Whether it's the magnitude of the responsibility, the rapid rollout of the guidance from the IRS or the complexity of explaining the details to employees, there will be firms that back away from providing the holiday altogether.
"It's the employer's choice to offer it, and if they do, they may ask you if you want to take the deferral," Isberg said.
Just as all holidays must come to an end, any amounts that you don't pay from September through December will be withheld from your pay in January.
Participating employees will get a 6.2% bump in wages now, but they'll see a decrease early next year as employers recoup the deferred amounts and continue covering the ongoing payroll tax.
Plan ahead by saving the extra bit of cash you get this fall so that you can prepare for a drop off in cash flow early next year.
When your employer recoups the deferral next year, you'll see the amount deducted evenly from Jan. 1 through April 30 2021.

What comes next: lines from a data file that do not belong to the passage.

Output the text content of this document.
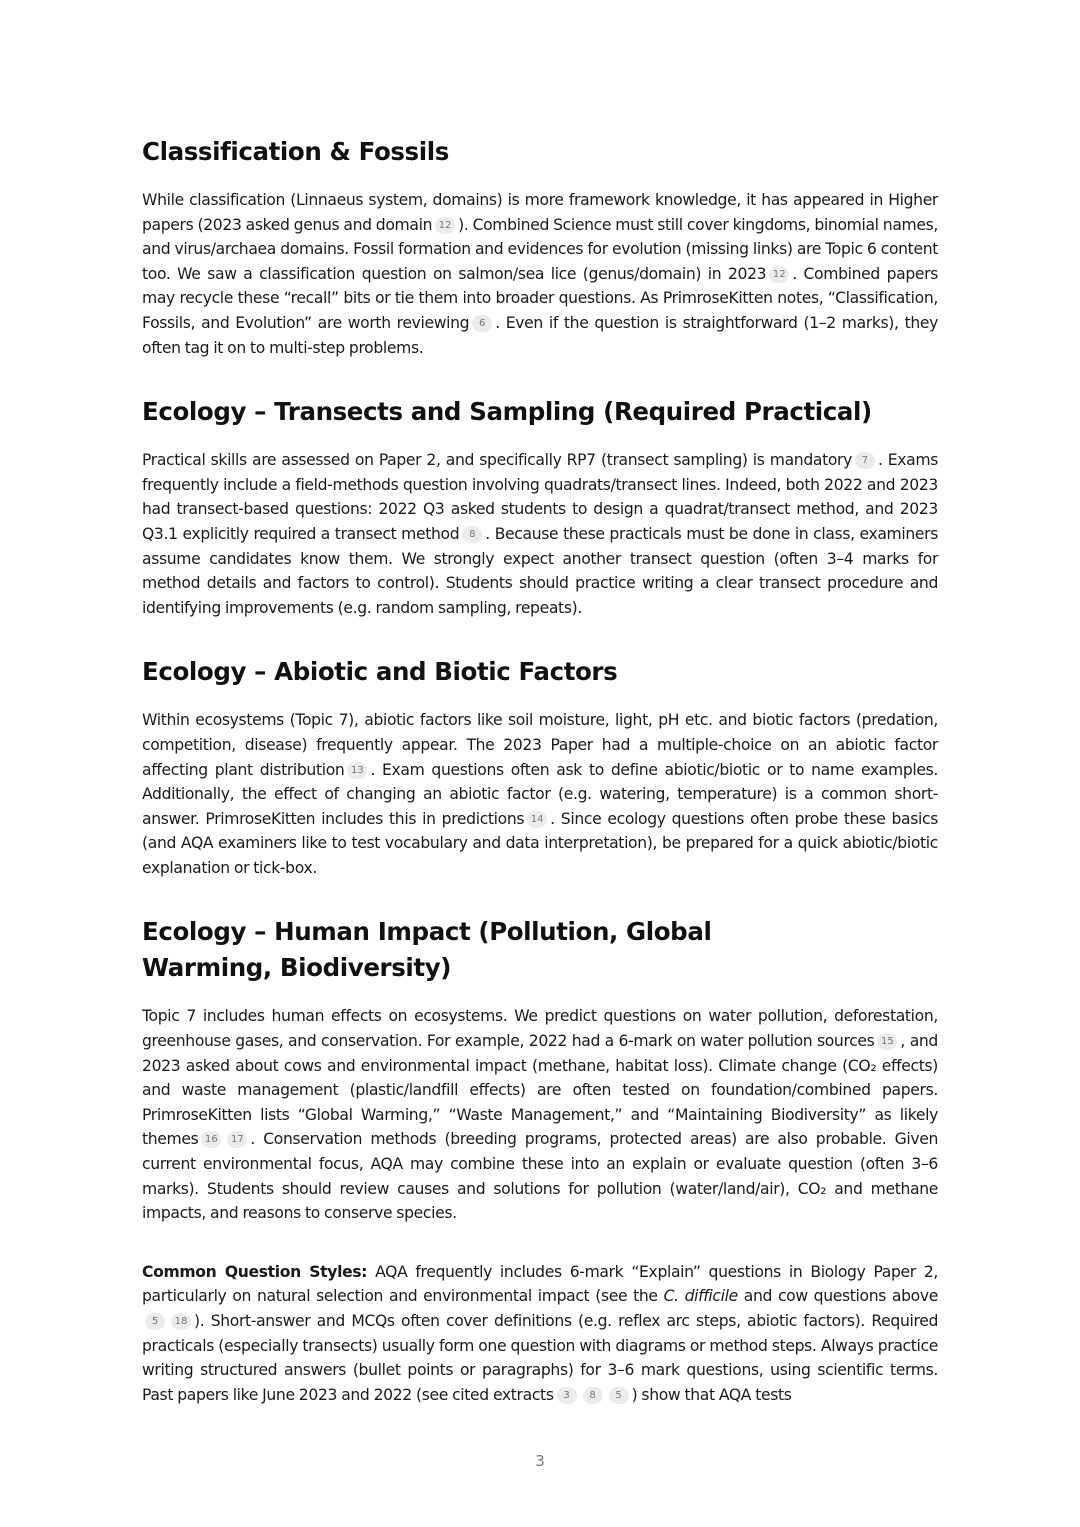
Classification & Fossils

While classification (Linnaeus system, domains) is more framework knowledge, it has appeared in Higher papers (2023 asked genus and domain 12 ). Combined Science must still cover kingdoms, binomial names, and virus/archaea domains. Fossil formation and evidences for evolution (missing links) are Topic 6 content too. We saw a classification question on salmon/sea lice (genus/domain) in 2023 12 . Combined papers may recycle these “recall” bits or tie them into broader questions. As PrimroseKitten notes, “Classification, Fossils, and Evolution” are worth reviewing 6 . Even if the question is straightforward (1–2 marks), they often tag it on to multi-step problems.

Ecology – Transects and Sampling (Required Practical)

Practical skills are assessed on Paper 2, and specifically RP7 (transect sampling) is mandatory 7 . Exams frequently include a field-methods question involving quadrats/transect lines. Indeed, both 2022 and 2023 had transect-based questions: 2022 Q3 asked students to design a quadrat/transect method, and 2023 Q3.1 explicitly required a transect method 8 . Because these practicals must be done in class, examiners assume candidates know them. We strongly expect another transect question (often 3–4 marks for method details and factors to control). Students should practice writing a clear transect procedure and identifying improvements (e.g. random sampling, repeats).

Ecology – Abiotic and Biotic Factors

Within ecosystems (Topic 7), abiotic factors like soil moisture, light, pH etc. and biotic factors (predation, competition, disease) frequently appear. The 2023 Paper had a multiple-choice on an abiotic factor affecting plant distribution 13 . Exam questions often ask to define abiotic/biotic or to name examples. Additionally, the effect of changing an abiotic factor (e.g. watering, temperature) is a common short-answer. PrimroseKitten includes this in predictions 14 . Since ecology questions often probe these basics (and AQA examiners like to test vocabulary and data interpretation), be prepared for a quick abiotic/biotic explanation or tick-box.

Ecology – Human Impact (Pollution, Global Warming, Biodiversity)

Topic 7 includes human effects on ecosystems. We predict questions on water pollution, deforestation, greenhouse gases, and conservation. For example, 2022 had a 6-mark on water pollution sources 15 , and 2023 asked about cows and environmental impact (methane, habitat loss). Climate change (CO₂ effects) and waste management (plastic/landfill effects) are often tested on foundation/combined papers. PrimroseKitten lists “Global Warming,” “Waste Management,” and “Maintaining Biodiversity” as likely themes 16 17 . Conservation methods (breeding programs, protected areas) are also probable. Given current environmental focus, AQA may combine these into an explain or evaluate question (often 3–6 marks). Students should review causes and solutions for pollution (water/land/air), CO₂ and methane impacts, and reasons to conserve species.

Common Question Styles: AQA frequently includes 6-mark “Explain” questions in Biology Paper 2, particularly on natural selection and environmental impact (see the C. difficile and cow questions above 5 18 ). Short-answer and MCQs often cover definitions (e.g. reflex arc steps, abiotic factors). Required practicals (especially transects) usually form one question with diagrams or method steps. Always practice writing structured answers (bullet points or paragraphs) for 3–6 mark questions, using scientific terms. Past papers like June 2023 and 2022 (see cited extracts 3 8 5 ) show that AQA tests

3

However, employers and payroll providers are still hashing out what might happen to seasonal workers and employees who leave prior to the deferral being repaid.
"If you change jobs, your employer may withhold the full amount deferred from your last check," Isberg said. This could be a substantial amount.
While the guidance allows employers to "make arrangements" to collect taxes from an employee, it could prove challenging if a worker quits abruptly.
"When most people quit jobs, they don't want to be found, especially if you want to collect money from them," said Nicole Davis, CPA and founder of Butler-Davis Tax & Accounting in Conyers, Georgia.
The deferral applies only if the amount a worker earns is under $4,000 bi-weekly.
However, with bonus season coming up, workers who receive that extra pay in a pay period may end up with bi-weekly wages that are too high for the deferral in that particular paycheck.
Overtime pay during the holidays could also have a similar effect, said Robert Delgado, principal at KPMG in San Diego.
"Individuals could move in and out of the deferral," he said. "In some situations, you could have a pay period where there's deferral and pay periods where there isn't."
The $4,000 threshold in a biweekly pay period is a "cliff" and not a phaseout.
This means that while a worker with $3,999 in earnings would qualify for the deferral, an employee earning $4,001 would not.
"There is zero deferral beyond the threshold, which might surprise some people," Isberg said.